Friday, October 15, 2010

SUBSTITUTES

My friend Scott has been sending me childhood stories lately. What a pleasure it is to read them! Short, vivid and descriptive, they are gentle invitations to a by-gone day. Reading them you can almost believe you are growing up with Scott in the 1950’s.
He’s got me interested in my own memories, few and undescribed as they may be. Still, the older I get, the more of them I seem to have. Go figure! So I am finding memories back there, and I’ve started to notice a few things about them.
There are a couple of kinds of memories, the ones I actually have, and the ones I wish I had. The memories of my real childhood tend to be dull, devoid of the intrigue and adventure craved by a reading world. The memories I wish I had are diverse in nature. In fact, they are quite subject to variation, depending on the context of the present day. On the days when I’m feeling light and cheerful, I wish I’d had a more adventurous childhood—one you could sink your teeth into. Why are there no stories about Wendy breaking an arm in a fall while trying to retrieve a robin’s nest from a sky-high poplar? Where are the tales of a teen-ager sneaking out of the house for romance after the folks had gone to bed? What is the potential entertainment value of a childhood lived out in relative obedience?
On other days, today for example, I wish I had more memories—any memories actually--of me in the role of a compassionate child, a kind child, a supportive child. There are kids like that, you know, and I really want to grow down to be like them.
There’s one such child attending elementary school in Guelph Ontario. I heard the story from my daughter, a substitute teacher—correction—an emergency substitute teacher. In Ontario, you see, they have two kinds of substitute teachers. Substitute teachers have their names on a list and when somebody is unable to teach they get called in. Emergency substitute teachers lurk on shadowy lists that are more mysterious. They are called in when the notice is so short, or the conditions so difficult that no substitute teacher can fill the gap. When it’s time for the second bell, and the teacher is lying delirious on the floor waiting for an ambulance, that’s when you need an emergency sub—one who will take charge with no preparation, no orientation and no lesson plans.
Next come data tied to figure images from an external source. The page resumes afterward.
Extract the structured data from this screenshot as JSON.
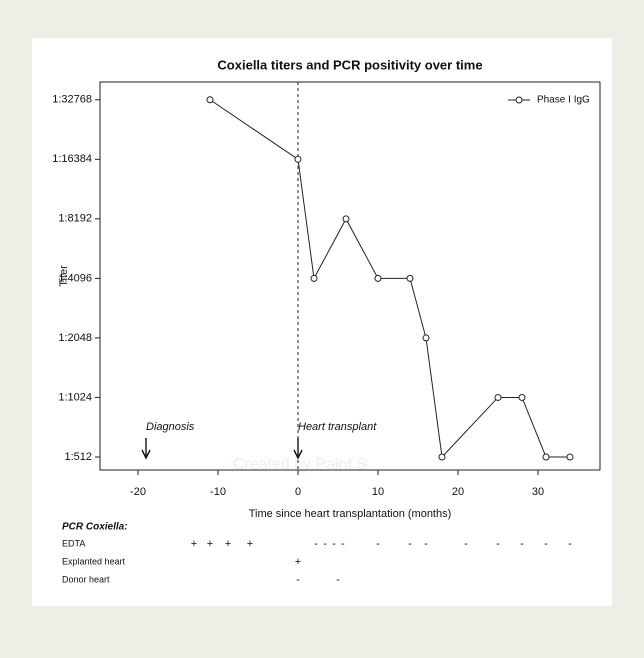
{
  "chart_data": {
    "type": "line",
    "title": "Coxiella titers and PCR positivity over time",
    "xlabel": "Time since heart transplantation (months)",
    "ylabel": "Titer",
    "ylog": true,
    "legend": "top-right",
    "xlim": [
      -24.75,
      37.75
    ],
    "xticks": [
      -20,
      -10,
      0,
      10,
      20,
      30
    ],
    "ylim": [
      440,
      40300
    ],
    "yticks": [
      {
        "value": 512,
        "label": "1:512"
      },
      {
        "value": 1024,
        "label": "1:1024"
      },
      {
        "value": 2048,
        "label": "1:2048"
      },
      {
        "value": 4096,
        "label": "1:4096"
      },
      {
        "value": 8192,
        "label": "1:8192"
      },
      {
        "value": 16384,
        "label": "1:16384"
      },
      {
        "value": 32768,
        "label": "1:32768"
      }
    ],
    "vline": 0,
    "series": [
      {
        "name": "Phase I IgG",
        "color": "#222222",
        "x": [
          -11,
          0,
          2,
          6,
          10,
          14,
          16,
          18,
          25,
          28,
          31,
          34
        ],
        "values": [
          32768,
          16384,
          4096,
          8192,
          4096,
          4096,
          2048,
          512,
          1024,
          1024,
          512,
          512
        ]
      }
    ],
    "annotations": [
      {
        "text": "Diagnosis",
        "x": -19
      },
      {
        "text": "Heart transplant",
        "x": 0
      }
    ],
    "watermark": "Created by Paint S",
    "pcr": {
      "title": "PCR Coxiella:",
      "rows": [
        {
          "name": "EDTA",
          "x": [
            -13,
            -11,
            -8.75,
            -6,
            2.25,
            3.4,
            4.5,
            5.6,
            10,
            14,
            16,
            21,
            25,
            28,
            31,
            34
          ],
          "labels": [
            "+",
            "+",
            "+",
            "+",
            "-",
            "-",
            "-",
            "-",
            "-",
            "-",
            "-",
            "-",
            "-",
            "-",
            "-",
            "-"
          ]
        },
        {
          "name": "Explanted heart",
          "x": [
            0
          ],
          "labels": [
            "+"
          ]
        },
        {
          "name": "Donor heart",
          "x": [
            0,
            5
          ],
          "labels": [
            "-",
            "-"
          ]
        }
      ]
    }
  }
}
I don’t know if we had emergency substitute teachers when I was a kid. Maybe I’ll recall that later. For now I can only say that I disliked subs of all kinds. My list of complaints against them was lengthy indeed. They failed to follow our established routines. They seldom knew what to do. They didn’t learn our names. They had trouble controlling the class. Sometimes they were idiots and I had the facts to prove it! Once, when we were studying the theories of Freud in a high school psychology class, a sub came in and called him Frude. How outrageous! I fumed at the very idea of paying a salary to such an incompetent!
But time changes perspective. For my daughter, who is now a sub, I have nothing but respect. Imagine getting up in the morning and racing off to teach a class of self-righteous little Wendys. I brace myself to hear the tales she will tell.
Here’s today’s tale. Every classroom has its own features. Her Edmonton room had a telephone for direct calls and an intercom for messages intended for the entire school. Having made a rushed entry into an unfamiliar class, she had not noticed the absence of a telephone when a voice came over the intercom. “Excuse me,” it said. She hushed the children and there they sat, waiting quietly for an announcement to be made. Finally, a child whispered, “You’re supposed to say Hello.”
“Good thing Grade ones and twos are kind,” she writes to her mother.
Her mother says, “Good thing you didn’t have to emergency substitute teach your mother.”